Les bright patterns : concevoir pour l'autonomie de l'utilisateur

Si les dark patterns manipulent, les bright patterns émancipent. Un bright pattern est un choix de design qui aide activement l'utilisateur à prendre des décisions éclairées, même quand cela va à l'encontre de l'intérêt immédiat de l'entreprise. La fonctionnalité "Screen Time" d'Apple aide les utilisateurs à réduire leur usage — contre l'intérêt à court terme d'Apple. Le résumé des conditions d'utilisation de certaines apps transforme un mur de texte juridique en information actionnable. Les comparateurs de prix intégrés montrent quand un concurrent est moins cher. Ces choix semblent contre-intuitifs pour le business, mais ils construisent une confiance qui est la ressource la plus précieuse de l'économie numérique.

Screen Time / Digital Wellbeing : aider l'utilisateur à maîtriser son usage.

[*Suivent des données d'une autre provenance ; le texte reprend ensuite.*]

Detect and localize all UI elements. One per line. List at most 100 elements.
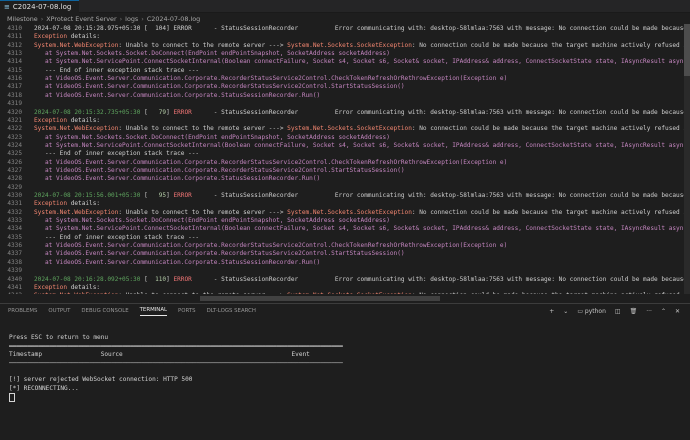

Résumés de confidentialité lisibles : transformer le jargon juridique en langage humain.

Options de suppression de compte claires et accessibles.

Indicateurs de qualité de mot de passe : protéger l'utilisateur contre lui-même.

Export de données facile : laisser l'utilisateur partir avec ses données.

Le designer éthique est un designer courageux

Le design éthique n'est pas un luxe réservé aux entreprises qui peuvent se le permettre. C'est un standard professionnel minimum, au même titre que l'accessibilité ou la sécurité. Chaque dark pattern que vous refusez de concevoir est une victoire pour les millions d'utilisateurs qui ne savent même pas qu'ils sont manipulés. Le courage du designer éthique ne réside pas dans la dénonciation publique — il réside dans les conversations quotidiennes avec les stakeholders, dans les propositions d'alternatives éthiques aussi performantes, dans l'éducation patiente de ses équipes. Le futur du design sera éthique ou ne sera pas. Et ce futur commence par les choix que vous faites aujourd'hui dans votre prochain Figma.

Dans dix ans, les dark patterns seront vus comme les publicités mensongères des années 50 : une pratique honteuse que toute une industrie a normalisée. Soyez du bon côté de l'histoire.